Which leads me to this season’s animation quality. Now done at Studio KAI instead of P.A. Works, the characters of Uma Musume are just as cute and expressive as they were in the first season. However, I cannot help but notice the more obvious use of CGI during the race sequences, rather than the traditional animation in the first. These moments appear when the race is shown from far away, with the hand-drawn moments saved for closeups. It’s not bad, but it’s noticeable enough to be considered jarring.
The voice cast is still just as strong as before. Machico does a fantastic job conveying Tokai Teio’s feelings when she’s both at the top of her game and when she’s pushed to the bottom. Ōnishi’s Mejiro McQueen is the right amount of heart and confidence, with her voice acting showcasing why she’s the perfect friend and rival to Tokai Teio.
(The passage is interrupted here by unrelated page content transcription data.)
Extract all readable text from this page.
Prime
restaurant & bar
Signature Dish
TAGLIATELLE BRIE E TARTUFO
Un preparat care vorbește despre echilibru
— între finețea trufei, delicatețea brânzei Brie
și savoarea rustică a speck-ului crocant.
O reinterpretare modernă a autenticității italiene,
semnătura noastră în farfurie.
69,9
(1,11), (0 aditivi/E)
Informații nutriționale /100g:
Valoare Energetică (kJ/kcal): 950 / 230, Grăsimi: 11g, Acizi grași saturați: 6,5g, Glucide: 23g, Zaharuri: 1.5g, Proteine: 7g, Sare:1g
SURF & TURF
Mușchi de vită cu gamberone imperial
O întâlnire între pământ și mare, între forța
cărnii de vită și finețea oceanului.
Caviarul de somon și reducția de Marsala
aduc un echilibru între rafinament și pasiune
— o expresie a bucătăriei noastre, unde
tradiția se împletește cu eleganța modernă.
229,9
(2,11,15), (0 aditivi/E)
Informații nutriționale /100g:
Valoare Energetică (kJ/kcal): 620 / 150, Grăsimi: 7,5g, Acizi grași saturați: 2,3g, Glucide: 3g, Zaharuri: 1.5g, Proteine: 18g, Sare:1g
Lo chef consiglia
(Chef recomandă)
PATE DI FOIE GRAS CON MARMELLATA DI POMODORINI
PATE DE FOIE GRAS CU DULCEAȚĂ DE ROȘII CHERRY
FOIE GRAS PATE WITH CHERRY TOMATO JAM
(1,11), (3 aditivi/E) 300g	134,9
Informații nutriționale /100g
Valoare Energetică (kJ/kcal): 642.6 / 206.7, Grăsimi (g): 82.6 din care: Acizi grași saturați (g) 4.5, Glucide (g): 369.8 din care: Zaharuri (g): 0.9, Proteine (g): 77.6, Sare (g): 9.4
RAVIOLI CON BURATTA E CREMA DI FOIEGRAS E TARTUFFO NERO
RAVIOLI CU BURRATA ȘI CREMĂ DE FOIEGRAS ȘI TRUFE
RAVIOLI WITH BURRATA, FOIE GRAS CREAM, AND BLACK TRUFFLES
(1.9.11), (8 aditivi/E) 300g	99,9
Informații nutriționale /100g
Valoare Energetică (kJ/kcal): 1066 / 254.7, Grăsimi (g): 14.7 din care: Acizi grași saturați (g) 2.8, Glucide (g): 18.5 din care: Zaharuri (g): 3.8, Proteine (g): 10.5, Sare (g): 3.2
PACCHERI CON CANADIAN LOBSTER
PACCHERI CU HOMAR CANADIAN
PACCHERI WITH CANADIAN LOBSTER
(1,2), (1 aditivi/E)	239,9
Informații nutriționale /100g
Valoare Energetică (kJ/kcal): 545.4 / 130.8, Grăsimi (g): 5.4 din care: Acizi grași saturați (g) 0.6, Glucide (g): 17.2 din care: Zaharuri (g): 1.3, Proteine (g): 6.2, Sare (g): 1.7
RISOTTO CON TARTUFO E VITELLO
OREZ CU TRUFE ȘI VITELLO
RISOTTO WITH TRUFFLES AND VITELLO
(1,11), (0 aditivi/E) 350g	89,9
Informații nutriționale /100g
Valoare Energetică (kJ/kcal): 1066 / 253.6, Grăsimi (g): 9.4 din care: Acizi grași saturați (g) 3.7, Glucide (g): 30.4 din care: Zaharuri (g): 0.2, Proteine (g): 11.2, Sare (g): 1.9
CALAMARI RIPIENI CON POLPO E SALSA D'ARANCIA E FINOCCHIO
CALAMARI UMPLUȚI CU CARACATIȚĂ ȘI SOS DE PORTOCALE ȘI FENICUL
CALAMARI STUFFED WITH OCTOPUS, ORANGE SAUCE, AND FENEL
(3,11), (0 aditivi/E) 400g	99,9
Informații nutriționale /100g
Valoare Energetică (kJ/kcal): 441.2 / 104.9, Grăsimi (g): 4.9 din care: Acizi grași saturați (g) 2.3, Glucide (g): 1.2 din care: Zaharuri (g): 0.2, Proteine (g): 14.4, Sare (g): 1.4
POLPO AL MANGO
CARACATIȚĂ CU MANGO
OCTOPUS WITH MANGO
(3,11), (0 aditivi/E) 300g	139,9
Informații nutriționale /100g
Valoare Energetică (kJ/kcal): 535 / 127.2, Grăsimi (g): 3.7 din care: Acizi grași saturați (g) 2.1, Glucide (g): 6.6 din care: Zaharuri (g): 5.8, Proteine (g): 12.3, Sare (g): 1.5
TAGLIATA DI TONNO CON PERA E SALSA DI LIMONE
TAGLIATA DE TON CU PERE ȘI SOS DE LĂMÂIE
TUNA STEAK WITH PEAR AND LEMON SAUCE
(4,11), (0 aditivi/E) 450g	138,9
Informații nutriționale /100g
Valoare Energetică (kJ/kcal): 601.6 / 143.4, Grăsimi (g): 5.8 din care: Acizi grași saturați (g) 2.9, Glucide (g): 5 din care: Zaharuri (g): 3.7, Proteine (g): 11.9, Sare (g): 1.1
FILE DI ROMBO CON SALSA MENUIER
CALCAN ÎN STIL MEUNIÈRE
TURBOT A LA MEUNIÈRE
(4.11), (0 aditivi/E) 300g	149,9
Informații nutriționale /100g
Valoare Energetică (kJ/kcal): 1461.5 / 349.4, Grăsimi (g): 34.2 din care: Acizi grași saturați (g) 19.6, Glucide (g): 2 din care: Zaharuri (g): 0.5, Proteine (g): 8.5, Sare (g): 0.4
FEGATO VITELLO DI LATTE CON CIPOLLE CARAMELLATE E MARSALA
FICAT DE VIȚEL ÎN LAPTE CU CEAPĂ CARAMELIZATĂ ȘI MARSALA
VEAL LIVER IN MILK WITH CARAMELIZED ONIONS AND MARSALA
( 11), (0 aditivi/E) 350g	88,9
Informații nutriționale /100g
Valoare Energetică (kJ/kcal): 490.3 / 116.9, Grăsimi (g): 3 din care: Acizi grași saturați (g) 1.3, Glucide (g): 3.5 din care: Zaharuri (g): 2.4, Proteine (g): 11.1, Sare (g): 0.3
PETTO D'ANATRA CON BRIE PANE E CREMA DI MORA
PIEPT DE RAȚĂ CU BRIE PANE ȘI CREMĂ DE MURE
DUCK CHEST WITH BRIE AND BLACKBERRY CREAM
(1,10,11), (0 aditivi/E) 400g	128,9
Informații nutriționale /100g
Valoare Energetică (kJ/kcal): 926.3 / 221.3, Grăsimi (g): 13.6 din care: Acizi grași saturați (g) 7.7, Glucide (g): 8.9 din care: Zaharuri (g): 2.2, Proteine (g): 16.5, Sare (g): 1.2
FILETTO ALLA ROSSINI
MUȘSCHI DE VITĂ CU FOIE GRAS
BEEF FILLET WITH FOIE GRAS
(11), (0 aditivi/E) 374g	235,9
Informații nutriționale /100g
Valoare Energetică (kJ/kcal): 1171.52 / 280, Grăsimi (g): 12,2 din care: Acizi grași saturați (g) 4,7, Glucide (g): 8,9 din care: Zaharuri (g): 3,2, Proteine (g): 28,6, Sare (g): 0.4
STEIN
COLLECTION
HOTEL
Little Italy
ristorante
Even though she now plays second fiddle, Waki manages to brighten up the screen with Special Week’s bubbly personality. Even Okino’s Trainer has some great acting moments, especially when it seems like Tokai Teio’s chips have run out.
Taro Iwashiro and his Utamaro Movement return to bring a dazzling soundtrack that captures the excitement of the race and the heartbreak of career-jeopardizing injuries. Opening theme “Yume wo Kakeru!” by the main cast captures the excitement and spectacle well of a great race, as well as showcases the cuteness and endearing attitudes of the main cast. Ending theme “Komorebi no Yell” by Machico and Ōnishi is a lot more softer and somber than its opening counterpart. However, it matches well with the sadder tones that this season puts into the spotlight.
Uma Musume: Pretty Derby could’ve just had the one-and-done season from 2018, and I would’ve told you it was worth the watch. Season Two, on the other hand, has defied my expectations of what a show like this can pull off. While it does falter in its racing animation, it’s when the show goes off the track and into the mindsets of Tokai Teio, Mejiro McQueen, and the rest of the cast when we see the show shining its brightest. Those who push Uma Musume aside solely because it merely looks cute will greatly regret not diving into what is — quite shockingly — some of the best sports drama I’ve seen in anime in recent memory!